Caracterização termodinâmica e funcional da proteína não estrutural 3 (NS3) do vírus da dengue do tipo 2

RESUMO

O propósito deste trabalho foi a clonagem, expressão e purificação da proteína NS3 íntegra do DENV-2, seus domínios e complexos isoladamente, com objetivo de avaliar i) a estabilidade da NS3 íntegra e dos domínios protease e helicase; ii) o efeito do domínio protease sobre a atividade NTPásica; e iii) o papel do cofator NS2B na atividade e estrutura da NS3 protease. Utilizamos técnicas espectroscópicas para o monitoramento da fluorescência intrínseca do Trp e ensaios de atividade helicásica, ATPásica e proteásica. Nossos dados termodinâmicos demonstram a importância do domínio protease na estabilidade da NS3 íntegra, e que o interdomínio E169-K185 (que conecta os domínios protease e helicase) é importante na modulação da atividade proteolítica, interação da protease com o cofator NS2B, e estabilidade do domínio protease. Observamos que o cofator NS2B fornece maior estabilidade e cooperatividade ao domínio protease em pH básico, além de promover modificações conformacionais que reduzem a exposição de resíduos hidrofóbicos que parecem prejudicar na interação de resíduos dibásicos com a tríade catalítica. Ao avaliar se a baixa atividade ATPásica da NS3 íntegra em comparação com a NS3 helicase estaria associada com a oclusão do motivo Walker A pelo domínio protease, demonstramos que a NS3 helicase apresenta maior atividade ATPase, em pH 6,0, devido à exposição de resíduos hidrofóbicos que favorecem a ligação do ATP. Contudo, em pH fisiológico, a interação do ATP com o motivo Walker A foi maior na NS3 íntegra, demonstrando que a localização do domínio protease sobre o motivo de formação do complexo ATP-Mg2+ não interfere na interação.
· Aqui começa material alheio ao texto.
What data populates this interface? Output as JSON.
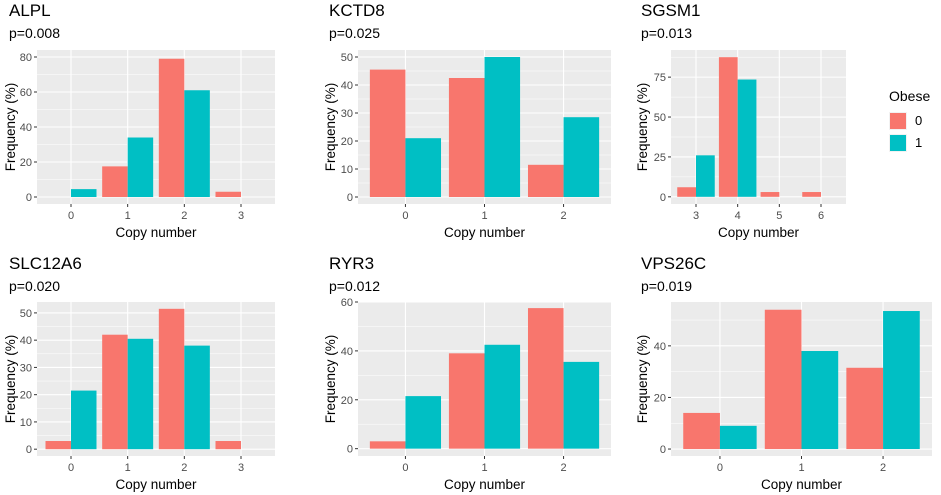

E finalmente, analisando a fenda de interação do ATP na NS3 íntegra dos 4 sorotipos do DENV, identificamos oito resíduos altamente conservados (R64, E66, G80, K201, R202, R209, K213 e R236) circundando esta região de ligação, que podem ser importantes no desenvolvimento de inibidores específicos desta enzima.

ABSTRACT

The aim of this work was the cloning, expression, and purification of the full-length NS3 protein of the DENV-2 as well as the its domains and protein complexes, aiming to study i) the thermodynamic stability of the full-length NS3, and of its protease and helicase domains; ii) the effect of the protease domain on ATPase activity; and iii) the effect of the NS2B cofactor on the structure and activity of the protease domain. We used fluorescence spectroscopy to monitor the Trp intrinsic fluorescence, and ATPase, helicase and protease activity assays. Our results thermodynamics showed the importance of the protease domain for the stabilization of the full-length NS3 protein of interdomain peptide (E169-K185) for activity, the interaction of the protease domain with cofactor NS2B, and the stability of the protease domain. We observed that the cofactor NS2B promoted not only a higher stability and cooperativity to the protease domain at basic pH, but also conformational changes that decreased the exposure of hydrophobic residues, disfavoring the interaction of dibasic residues with the catalytic triad. When we evaluated whether the decrease ATPase activity of the full-length NS3, in comparison with NS3 helicase, would be associated or not with the occlusion of the Walker A motif by protease domain, our results showed that the NS3 helicase increased ATPase activity at pH 6.0 because of the hydrophobic residue exposure favoring the ATP binding. On the other hand, the interaction of the ATP with Walker A motif was higher in the full-length NS3 than in the NS3helicase, suggesting that the localization of the protease domain on the helicase domain does not interfere with the interaction of the latter with the ATP-Mg+2. Finally, by analyzing the ATP binding site cleft in the full-length NS3 protein from the four DENV serotypes (DENV-1 to 4), we identified eight highly conserved residues (R64, E66, G80, K201, R202, R209, K213 and R236) surrounding this cleft that can be important in the development of specific inhibitors of that enzyme.